Your assignment is to make a regular expression parser. I expect you will work in Java, although most other languages are fine, just check with me. You should accept a regular expression as a string and a test string and output if the test string is or isn't in the language specified by the regular expression. You most probably will first that the regular expression, parse it, create a NFA from it, and simulate the NFA deterministically on the test string (by following the set of states the NFA is simultaneously pursuing). However, other approaches might be possible. There is undoubtably a lot of information about this on the web, since parsing and string pattern matching are really important subjects.

It would be easiest if you program worked from the command line, but you will probably make subroutines that take a pattern string and a test string. You might also make one subroutine that takes a pattern string and returns a reference to a pattern matching gizmo. A second call takes the reference to the gizmo and a test string and returns true or false. A few of the standard languages work this way in which the pattern matching NFA is constructed from the regular expression in a first step, and an pattern matching object returned. This object is then applied to test strings in a second step.

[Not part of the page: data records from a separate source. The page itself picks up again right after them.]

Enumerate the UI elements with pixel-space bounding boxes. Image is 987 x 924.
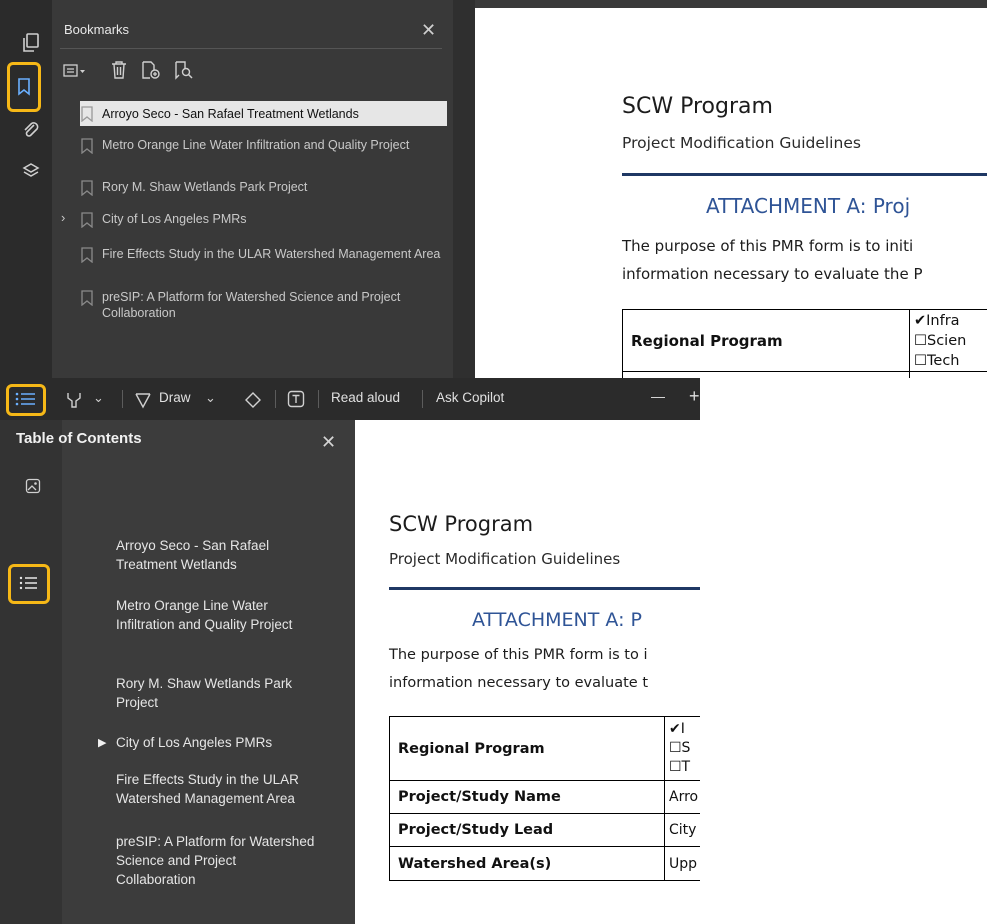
table-value: Arro [664, 780, 700, 814]
toc-item[interactable]: Metro Orange Line Water Infiltration and… [116, 596, 316, 634]
doc-title: SCW Program [622, 94, 773, 119]
bookmark-flag-icon [81, 212, 93, 228]
bookmark-item[interactable]: Fire Effects Study in the ULAR Watershed… [80, 246, 450, 263]
toc-item[interactable]: Rory M. Shaw Wetlands Park Project [116, 674, 316, 712]
delete-icon[interactable] [110, 60, 128, 85]
doc-rule [389, 587, 700, 590]
project-table: Regional Program ✔I ☐S ☐T Project/Study … [389, 716, 700, 881]
doc-paragraph-line: information necessary to evaluate the P [622, 265, 923, 283]
toc-item[interactable]: Fire Effects Study in the ULAR Watershed… [116, 770, 316, 808]
panel-gutter [453, 0, 475, 378]
highlight-tool-icon[interactable] [66, 391, 82, 414]
program-table: Regional Program ✔Infra ☐Scien ☐Tech [622, 309, 987, 378]
bookmark-flag-icon [81, 138, 93, 154]
option-checkbox[interactable]: ☐Tech [914, 351, 987, 371]
table-options: ✔I ☐S ☐T [664, 716, 700, 781]
table-value: City [664, 813, 700, 847]
attachment-heading: ATTACHMENT A: P [472, 609, 642, 631]
attachment-heading: ATTACHMENT A: Proj [706, 194, 911, 218]
doc-paragraph-line: The purpose of this PMR form is to initi [622, 237, 914, 255]
toolbar-separator [318, 390, 319, 408]
bookmark-item[interactable]: Rory M. Shaw Wetlands Park Project [80, 179, 450, 196]
bookmark-flag-icon [81, 290, 93, 306]
bookmark-label: Arroyo Seco - San Rafael Treatment Wetla… [102, 106, 359, 121]
bookmark-flag-icon [81, 180, 93, 196]
bookmark-search-icon[interactable] [174, 60, 194, 85]
attachment-icon[interactable] [16, 114, 46, 144]
table-label: Project/Study Name [389, 780, 665, 814]
toolbar-separator [275, 390, 276, 408]
chevron-down-icon[interactable]: ⌄ [205, 390, 216, 406]
option-checkbox[interactable]: ✔I [669, 720, 700, 739]
ask-copilot-button[interactable]: Ask Copilot [436, 390, 504, 405]
bottom-screenshot: ⌄ Draw ⌄ Read aloud Ask Copilot — + Tabl… [0, 378, 700, 924]
bookmark-label: Fire Effects Study in the ULAR Watershed… [102, 247, 441, 261]
zoom-in-button[interactable]: + [689, 386, 700, 407]
bookmark-icon[interactable] [9, 72, 39, 102]
bookmark-item[interactable]: Arroyo Seco - San Rafael Treatment Wetla… [80, 101, 447, 126]
bookmark-item[interactable]: City of Los Angeles PMRs [80, 211, 450, 228]
toc-item[interactable]: Arroyo Seco - San Rafael Treatment Wetla… [116, 536, 316, 574]
layers-icon[interactable] [16, 156, 46, 186]
read-aloud-button[interactable]: Read aloud [331, 390, 400, 405]
document-page: SCW Program Project Modification Guideli… [355, 420, 700, 924]
bookmark-item[interactable]: Metro Orange Line Water Infiltration and… [80, 137, 450, 154]
toc-item[interactable]: preSIP: A Platform for Watershed Science… [116, 832, 316, 889]
doc-subtitle: Project Modification Guidelines [622, 134, 861, 152]
toc-list-icon[interactable] [19, 575, 39, 596]
panel-divider [60, 48, 442, 49]
bookmark-label: Rory M. Shaw Wetlands Park Project [102, 180, 308, 194]
bookmark-flag-icon [81, 247, 93, 263]
toc-toggle-icon[interactable] [15, 391, 37, 412]
text-box-icon[interactable] [287, 390, 305, 413]
window-edge [475, 0, 987, 8]
pages-icon[interactable] [16, 28, 46, 58]
table-label: Regional Program [622, 309, 910, 372]
doc-title: SCW Program [389, 512, 534, 536]
chevron-down-icon[interactable]: ⌄ [93, 390, 104, 406]
option-checkbox[interactable]: ✔Infra [914, 311, 987, 331]
doc-paragraph-line: The purpose of this PMR form is to i [389, 647, 648, 663]
expand-chevron-icon[interactable]: › [61, 210, 65, 225]
panel-title: Bookmarks [64, 22, 130, 37]
bookmark-flag-icon [81, 106, 93, 122]
add-bookmark-icon[interactable] [141, 60, 161, 85]
thumbnail-icon[interactable] [25, 478, 41, 499]
table-label: Watershed Area(s) [389, 846, 665, 881]
bookmark-options-icon[interactable] [63, 62, 87, 80]
top-screenshot: Bookmarks ✕ Arroyo Seco - San Rafael Tre… [0, 0, 987, 378]
zoom-out-button[interactable]: — [651, 388, 665, 404]
bookmark-item[interactable]: preSIP: A Platform for Watershed Science… [80, 289, 450, 321]
bookmark-label: City of Los Angeles PMRs [102, 212, 247, 226]
table-label: Project/Study Lead [389, 813, 665, 847]
option-checkbox[interactable]: ☐Scien [914, 331, 987, 351]
draw-icon[interactable] [134, 391, 152, 414]
bookmark-label: Metro Orange Line Water Infiltration and… [102, 138, 410, 152]
expand-caret-icon[interactable]: ▶ [98, 736, 106, 749]
option-checkbox[interactable]: ☐S [669, 739, 700, 758]
doc-paragraph-line: information necessary to evaluate t [389, 675, 649, 691]
bookmark-label: preSIP: A Platform for Watershed Science… [102, 290, 401, 320]
close-icon[interactable]: ✕ [421, 21, 436, 39]
table-options: ✔Infra ☐Scien ☐Tech [909, 309, 987, 372]
option-checkbox[interactable]: ☐T [669, 758, 700, 777]
toolbar-separator [122, 390, 123, 408]
close-icon[interactable]: ✕ [321, 433, 336, 451]
draw-button[interactable]: Draw [159, 390, 191, 405]
table-value: Upp [664, 846, 700, 881]
toc-title: Table of Contents [16, 430, 142, 447]
eraser-icon[interactable] [244, 391, 262, 414]
doc-subtitle: Project Modification Guidelines [389, 550, 621, 568]
doc-rule [622, 173, 987, 176]
toolbar-separator [422, 390, 423, 408]
toc-item[interactable]: City of Los Angeles PMRs [116, 733, 316, 752]
table-label: Regional Program [389, 716, 665, 781]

We agree that the syntax for regular expressions will follow the definition in the Sipser book, with a few modifications and clarifications.

  1. The characters a,b c, ... , z are regular expressions.
  2. The character E is a regular expression denoting the empty string.
  3. The character Z is a regular expression denoting the empty set.
  4. If X and Y are regular expressions, so is ( X | Y ), representing union.
  5. If X and Y are regular expressions, so if (XY), representing concatenation.
  6. If X is a regular expression, so is (X*), representing star.
  7. For convienience, the character . (dot) is the regular expression for the language of any single character, a through z.
  8. Any string of characters, such as the three characters cat, is short for the concatentation, dropping parentheses. Strictly speaking we should otherwise write (c(at)) or ((ca)t).
  9. White space is ignored.
Hopefully this works out. Let me know if there are any large problems getting this to work simply.